Metade já foi!

Se ainda estivéssemos na metade dos anos noventa, a conquista do título de inverno do futebol italiano, por parte da Roma, significaria 90% da conquista do ‘scudetto’. Isso porque, historicamente, quem chegou à frente no final do primeiro turno, venceu o campeonato em maio (até 1997, a proporção era de 9 vezes em dez).

Mas dos últimos seis campeonatos, somente em duas oportunidades o campeão de inverno venceu o ‘scudetto’. Em 1998, a Juventus de Zidane tinha vencido o primeiro turno; em 2001, a Roma de Batistuta, também. Nas outras quatro oportunidades, o campeão atropelou na reta final.

Hoje, a proporção dos ‘scudetti’ conquistados pelo campeão de inverno caiu para 67%. A campanha da Roma é, incontestavelmente, excepcional. Contudo, esta coluna segue colocando Juventus e Milan como favoritos ao título deste ano, contrariando a opinião de plantão na imprensa. Sem “achismo”.

Fabio Capello é, historicamente, um treinador que organiza as campanhas de seus times “em fuga”. Ou seja: prefere arrancar na frente e administrar a distância de três ou quatro pontos durante todo o torneio. Foi assim na conquista de todos seus títulos no Milan e assim na conquista do título da Roma em 2001. Mas nesta temporada, assim como no título de inverno de 2002, o time de Trigoria não tem vantagem numérica ou quase isso (três pontos acima da Juve e do Milan, mas com os ‘rossoneri’ com um jogo a menos).

Francesco Totti foi o artífice de uma campanha excelente (leia o excerto abaixo). É o artilheiro da Roma com onze gols (seu recorde histórico é de quatorze tentos numa temporada), e vice-artilheiro do Italiano, mesmo sem jogar como atacante puro. É pouco provável que Totti repita o seu primeiro turno, e sem ele, Capello não tem nenhum jogador (aparentemente) em condições de fazer o salto de qualidade, ao passo que Juve e Milan têm vários craques que ainda não atingiram os seus auges (Pippo Inzaghi e Del Piero, por exemplo).
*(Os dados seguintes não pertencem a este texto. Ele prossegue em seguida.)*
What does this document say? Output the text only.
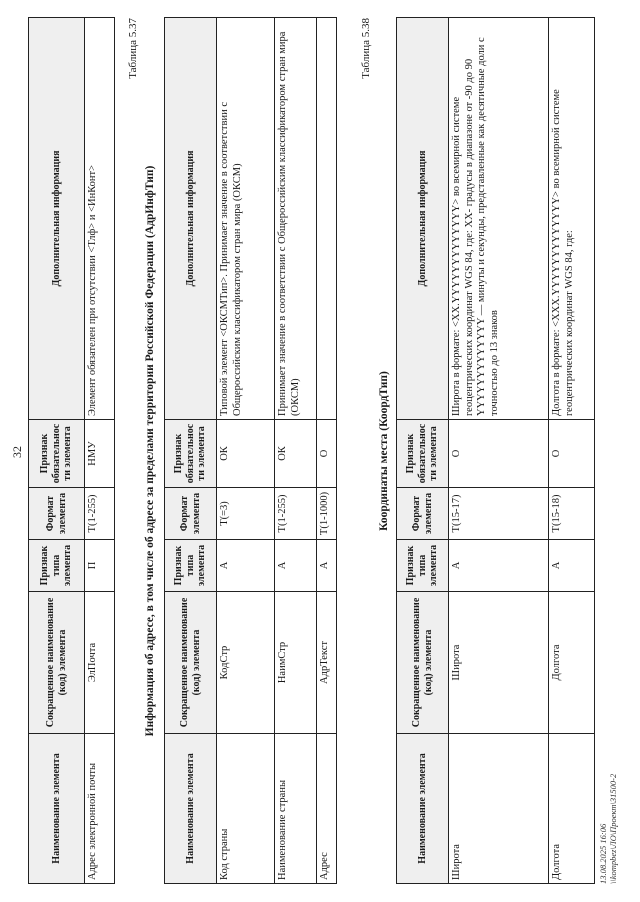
32
Наименование элемента	Сокращенное наименование (код) элемента	Признак типа элемента	Формат элемента	Признак обязательности элемента	Дополнительная информация
Адрес электронной почты	ЭлПочта	П	T(1-255)	НМУ	Элемент обязателен при отсутствии <Тлф> и <ИнКонт>
Таблица 5.37
Информация об адресе, в том числе об адресе за пределами территории Российской Федерации (АдрИнфТип)
Наименование элемента	Сокращенное наименование (код) элемента	Признак типа элемента	Формат элемента	Признак обязательности элемента	Дополнительная информация
Код страны	КодСтр	А	T(=3)	ОК	Типовой элемент <ОКСМТип>. Принимает значение в соответствии с Общероссийским классификатором стран мира (ОКСМ)
Наименование страны	НаимСтр	А	T(1-255)	ОК	Принимает значение в соответствии с Общероссийским классификатором стран мира (ОКСМ)
Адрес	АдрТекст	А	T(1-1000)	О	
Таблица 5.38
Координаты места (КоордТип)
Наименование элемента	Сокращенное наименование (код) элемента	Признак типа элемента	Формат элемента	Признак обязательности элемента	Дополнительная информация
Широта	Широта	А	T(15-17)	О	Широта в формате: <XX.YYYYYYYYYYYYY> во всемирной системе геоцентрических координат WGS 84, где: XX- градусы в диапазоне от -90 до 90 YYYYYYYYYYYYY — минуты и секунды, представленные как десятичные доли с точностью до 13 знаков
Долгота	Долгота	А	T(15-18)	О	Долгота в формате: <XXX.YYYYYYYYYYYYY> во всемирной системе геоцентрических координат WGS 84, где:
13.08.2025 16:06 \\kompbez\ЛО\Проект\31500-2
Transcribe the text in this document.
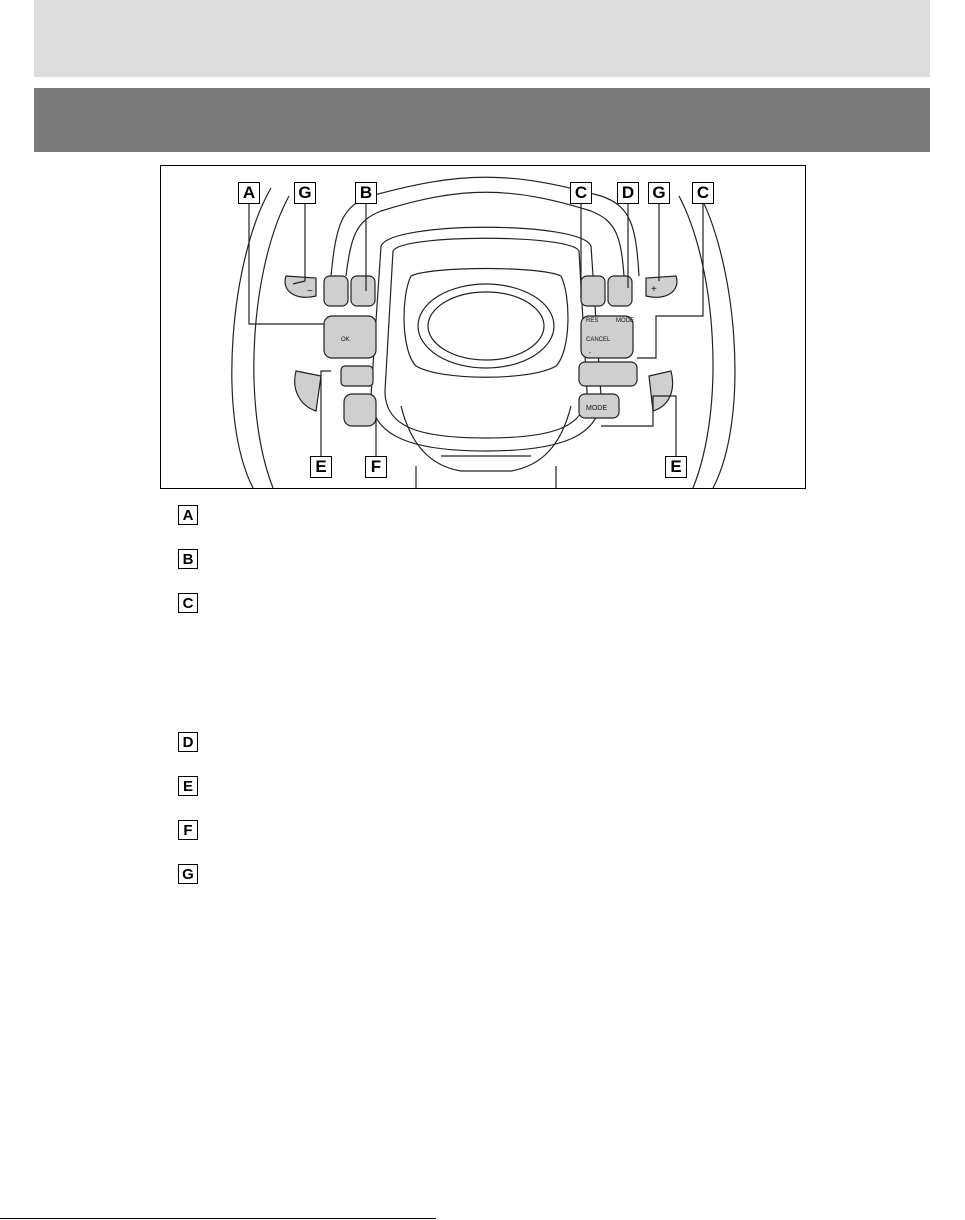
OK	CANCEL
RES	MODE
-
MODE
−	+
A	G	B	C D G C
E	F	E
A
B
C
D
E
F
G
A Roma será assombrada neste segundo turno, sem sombra de dúvida, por ofertas milionárias pelos seus campeões. Fabio Capello, Emerson, Samuel e Christian Chivu serão assediados insistentemente. A prática mostra que tal assédio prejudica as performances dos atletas (que o digam Stankovic e Davids), e a Roma, entre os quatro grandes, é o único sem condições de bancar investidas milionárias.

Os indícios de trovoadas sobre o futuro romanista não tiram as chances da Roma, nem a colocam como o azarão do páreo. Como sempre, a Roma, para vencer um campeonato, precisa fazer um esforço maior do que Milan e Juve, para tirar a diferença que existe entre os clubes. Teremos um segundo turno sensacional, provavelmente, o mais ferrenho entre os grandes torneios europeus. Essa é a única certeza.

Totti e mais dez

Sendo ou não sendo romanista, não dá para não apreciar o talento de Francesco Totti, hoje, espinha dorsal e cérebro desta Roma de Capello, que chegou ao título de inverno depois de uma briga feroz com Juventus e Milan. A campanha de 17 jogos e 13 vitórias ilustra o rendimento deste time.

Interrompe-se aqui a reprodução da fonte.